The Nigerian National Petroleum Company Limited (NNPC Ltd.) has stated that foreign exchange (forex) illiquidity has been a significant factor influencing the fluctuation in prices of Premium Motor Spirit (PMS), which are governed by unrestricted free market forces, as provided for in the Petroleum Industry Act (PIA), 2021.

Speaking on TVC News’ “Journalists’ Hangout” show on Thursday, the Executive Vice President of Downstream, NNPC Ltd., Mr. Adedapo Segun explained that the current fuel scarcity was expected to “subside in a few days as more stations recalibrate and begin selling PMS.”

He said Section 205 of the PIA, which established NNPC Ltd., stipulated that petroleum prices were determined by unrestricted free market forces.

According to him, “The market has been deregulated, meaning that petrol prices are now determined by market forces rather than by the government or NNPC Ltd. Additionally, the exchange rate plays a significant role in influencing these prices.”

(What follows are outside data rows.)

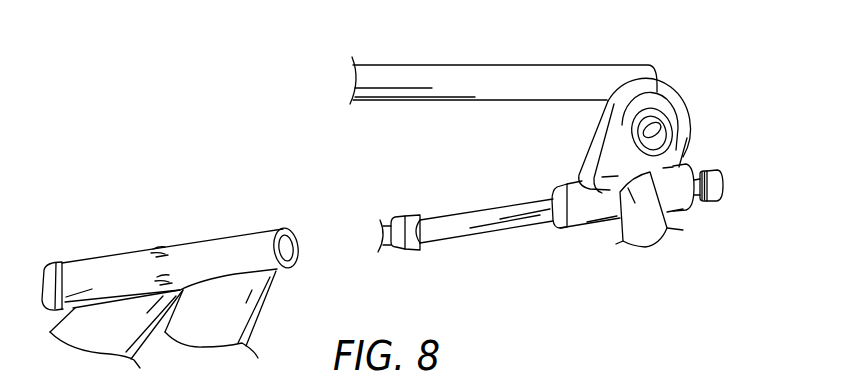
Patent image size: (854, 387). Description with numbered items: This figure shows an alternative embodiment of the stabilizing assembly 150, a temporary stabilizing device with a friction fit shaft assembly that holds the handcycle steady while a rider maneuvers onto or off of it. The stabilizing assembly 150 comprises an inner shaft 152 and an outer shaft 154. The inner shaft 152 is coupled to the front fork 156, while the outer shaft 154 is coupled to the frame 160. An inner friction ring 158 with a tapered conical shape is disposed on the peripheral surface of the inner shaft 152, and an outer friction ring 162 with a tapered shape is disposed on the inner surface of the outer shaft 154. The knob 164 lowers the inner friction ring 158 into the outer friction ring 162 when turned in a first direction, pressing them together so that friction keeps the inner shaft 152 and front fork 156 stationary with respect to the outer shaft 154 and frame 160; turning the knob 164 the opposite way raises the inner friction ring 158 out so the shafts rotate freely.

The stabilizing assembly 150 is at (268, 126).
The inner shaft 152 is at (488, 214).
The outer shaft 154 is at (115, 262).
The front fork 156 is at (390, 76).
The inner friction ring 158 is at (403, 248).
The frame 160 is at (97, 340).
The outer friction ring 162 is at (163, 245).
The knob 164 is at (723, 184).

On the commencement of lifting PMS from the Dangote Refinery, Segun said that the NNPC Ltd. was awaiting the September 15th timeline provided by the Refinery.

Segun, who said no right-thinking individual would be comfortable with the current fuel scarcity, added that the NNPC Ltd. has nearly a thousand filling stations nationwide and was collaborating with marketers to “ensure that stations open early, close late, in order to maintain adequate fuel supply to meet the needs of Nigerians.”

He assured Nigerians: “We are also engaging relevant authorities to ensure products diversions are prevented and timely deliveries to all stations are ensured. The scarcity should ease in the next few days as more stations recalibrate and begin operations.”